Many of the prospective medical students I interview have asked me about how AI will influence how I practice family medicine in the future. A 2017 Perspective article on machine learning in the New England Journal of Medicine asserted that "the complexity of medicine now exceeds the capacity of the human mind." The authors argued that since doctors can no longer keep all relevant medical knowledge in their heads, and "every patient is now a 'big data' challenge," we will soon need to rely on massive computer-generated algorithms to avoid diagnostic and treatment paralysis.

It's no surprise that neither author of this piece was a family physician. Since I began my residency 22 years ago, and well before that, I knew that no matter how much I learned, it wouldn't be possible to keep everything I needed in my head. I never had to. In medical school I carried around a variety of pocket-sized print references, and in residency and clinical practice I had several generations of Palm Pilots and, eventually, smartphones that allowed me to look up what I didn't know or couldn't recall. The same goes for keeping up with the medical literature. Although I regularly read more journals than the average generalist (nine*), I know that there's no way that I can possibly read, much less critically appraise, every new primary care-relevant study. Drs. David Slawson and Allen Shaughnessy have argued that rather than pursue that hopeless (even for a super-subspecialist) task, clinicians should be taught information management skills, which consist of foraging (selecting tools that filter information for relevance and validity); hunting ("just in time" information tools for use at the point of care), and "combining the best patient-oriented evidence with patient-centered care."

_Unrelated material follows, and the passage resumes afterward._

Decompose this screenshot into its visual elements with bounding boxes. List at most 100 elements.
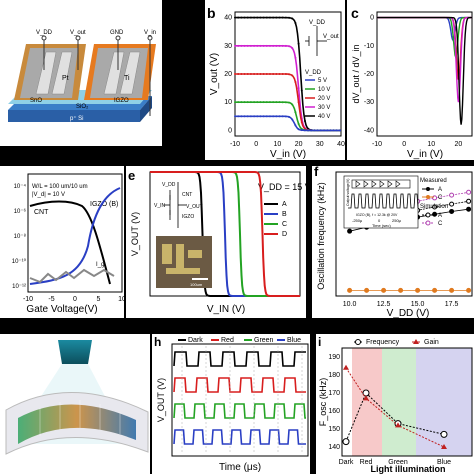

And although Watson made short work of the previously invincible Ken Jennings on Jeopardy! and vanquished world chess champions with ease, it had a much harder time cracking medicine. Although IBM started selling Watson for Oncology as a "revolution in cancer care" to hospital systems worldwide in 2014 and has spent millions of dollars lobbying Congress to exempt its software from FDA regulation, a STAT investigation found that the system fell far short of its hype:

At its heart, Watson for Oncology uses the cloud-based supercomputer to digest massive amounts of data - from doctor's notes to medical studies to clinical guidelines. But its treatment recommendations are not based on its own insights from these data. Instead, they are based exclusively on training by human overseers, who laboriously feed Watson information about how patients with specific characteristics should be treated.

AI will no doubt play a supporting role in the future of health care, alongside smartphone physicals and precision medicine and many other promising innovations borrowed from other industries. But based on past experience, I'm not convinced that any of these innovations will be as revolutionary as advertised. In my own career, doctors have gone from using paper charts that were time-consuming to maintain and couldn't communicate with each other to electronic health records that are even more time-consuming to maintain and still can't communicate with each other. You get my point. Even if IBM or OpenAI eventually harnesses AI to improve primary care practice, here's what Roland and his colleagues have to say in Look It Up!:

Some might wonder whether this new automated world of information will create a medical world that is dominated by artificial intelligence, where doctors - if we even need them anymore - will just repeat what the machines say. On the contrary, as more information becomes readily available, doctors, nurses, pharmacists, and allied health professionals will become more important as the interpreters of that information in accordance with the specific clinical and social history, values, and preferences of the patient and her or his family. 

Right. I couldn't have said it better myself.

* - American Family Physician, Annals of Family Medicine, Annals of Internal Medicine, Health Affairs, JAMA, JAMA Internal Medicine, Journal of the American Board of Family Medicine, Journal of Family Practice, New England Journal of Medicine


A previous version of this post appeared on Common Sense Family Doctor on November 17, 2017.